One evening he asked the miller where the river went.

“It goes down the valley,” answered he, “and turns a power of mills – sixscore mills, they say, from here to Unterdeck – and it none the wearier after all. And then it goes out into the lowlands, and waters the great corn country, and runs through a sight of fine cities (so they say) where kings live all alone in great palaces, with a sentry walking up and down before the door. And it goes under bridges with stone men upon them, looking down and smiling so curious at the water, and living folks leaning their elbows on the wall and looking over too. And then it goes on and on, and down through marshes and sands, until at last it falls into the sea, where the ships are that bring parrots and tobacco from the Indies. Ay, it has a long trot before it as it goes singing over our weir, bless its heart!”

“And what is the sea?” asked Will.

“The sea!” cried the miller. “Lord help us all, it is the greatest thing God made! That is where all the water in the world runs down into a great salt lake. There it lies, as flat as my hand, and as innocent-like as a child; but they do say when the wind blows it gets up into water-mountains bigger than any of ours, and swallows down great ships bigger than our mill, and makes such a roaring that you can hear it miles away upon the land. There are great fish in it five times bigger than a bull, and one old serpent as long as our river and as old as all the world, with whiskers like a man, and a crown of silver on her head.”

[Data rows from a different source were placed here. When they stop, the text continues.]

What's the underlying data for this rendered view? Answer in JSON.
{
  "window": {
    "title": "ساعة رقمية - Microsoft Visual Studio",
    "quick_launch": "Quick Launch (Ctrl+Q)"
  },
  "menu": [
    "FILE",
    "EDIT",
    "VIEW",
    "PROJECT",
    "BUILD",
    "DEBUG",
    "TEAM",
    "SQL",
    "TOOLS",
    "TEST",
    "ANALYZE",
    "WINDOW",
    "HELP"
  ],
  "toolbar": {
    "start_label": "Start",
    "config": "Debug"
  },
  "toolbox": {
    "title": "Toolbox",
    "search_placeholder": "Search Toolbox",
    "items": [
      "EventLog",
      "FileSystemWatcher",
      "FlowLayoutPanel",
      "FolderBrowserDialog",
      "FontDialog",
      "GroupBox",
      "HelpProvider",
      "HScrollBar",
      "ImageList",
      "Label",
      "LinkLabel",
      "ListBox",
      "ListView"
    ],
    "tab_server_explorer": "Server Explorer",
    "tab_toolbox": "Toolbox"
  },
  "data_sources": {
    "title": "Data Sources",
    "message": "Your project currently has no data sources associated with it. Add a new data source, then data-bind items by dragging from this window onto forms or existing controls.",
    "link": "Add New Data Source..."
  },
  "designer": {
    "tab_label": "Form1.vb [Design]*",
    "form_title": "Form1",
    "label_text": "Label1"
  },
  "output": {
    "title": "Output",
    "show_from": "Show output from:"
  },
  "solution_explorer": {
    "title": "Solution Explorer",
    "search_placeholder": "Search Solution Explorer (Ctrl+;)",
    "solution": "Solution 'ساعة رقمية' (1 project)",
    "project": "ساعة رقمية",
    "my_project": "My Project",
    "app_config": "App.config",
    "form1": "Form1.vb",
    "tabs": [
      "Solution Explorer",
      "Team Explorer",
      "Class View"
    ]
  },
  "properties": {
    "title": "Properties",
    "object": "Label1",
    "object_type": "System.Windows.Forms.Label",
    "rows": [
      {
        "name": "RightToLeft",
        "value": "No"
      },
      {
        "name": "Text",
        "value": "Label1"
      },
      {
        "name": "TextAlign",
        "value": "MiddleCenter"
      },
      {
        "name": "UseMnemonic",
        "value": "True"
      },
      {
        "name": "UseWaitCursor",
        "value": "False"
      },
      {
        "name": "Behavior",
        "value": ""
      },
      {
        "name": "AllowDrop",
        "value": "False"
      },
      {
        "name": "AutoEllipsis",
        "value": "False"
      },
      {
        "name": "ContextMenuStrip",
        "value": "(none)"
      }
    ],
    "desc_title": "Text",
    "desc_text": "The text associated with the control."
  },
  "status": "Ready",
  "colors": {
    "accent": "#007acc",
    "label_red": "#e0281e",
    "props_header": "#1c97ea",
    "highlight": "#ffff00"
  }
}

Will thought he had never heard anything like this, and he kept on asking question after question about the world that lay away down the river, with all its perils and marvels, until the old miller became quite interested himself, and at last took him by the hand and led him to the hill-top that overlooks the valley and the plain. The sun was near setting, and hung low down in a cloudless sky. Everything was defined and glorified in golden light. Will had never seen so great an expanse of country in his life; he stood and gazed with all his eyes. He could see the cities, and the woods and fields, and the bright curves of the river, and far away to where the rim of the plain trenched along the shining heavens. An overmastering emotion seized upon the boy, soul and body; his heart beat so thickly that he could not breathe; the scene swam before his eyes; the sun seemed to wheel round and round, and throw off, as it turned, strange shapes which disappeared with the rapidity of thought, and were succeeded by others. Will covered his face with his hands, and burst into a violent fit of tears; and the poor miller, sadly disappointed and perplexed, saw nothing better for it than to take him up in his arms and carry him home in silence.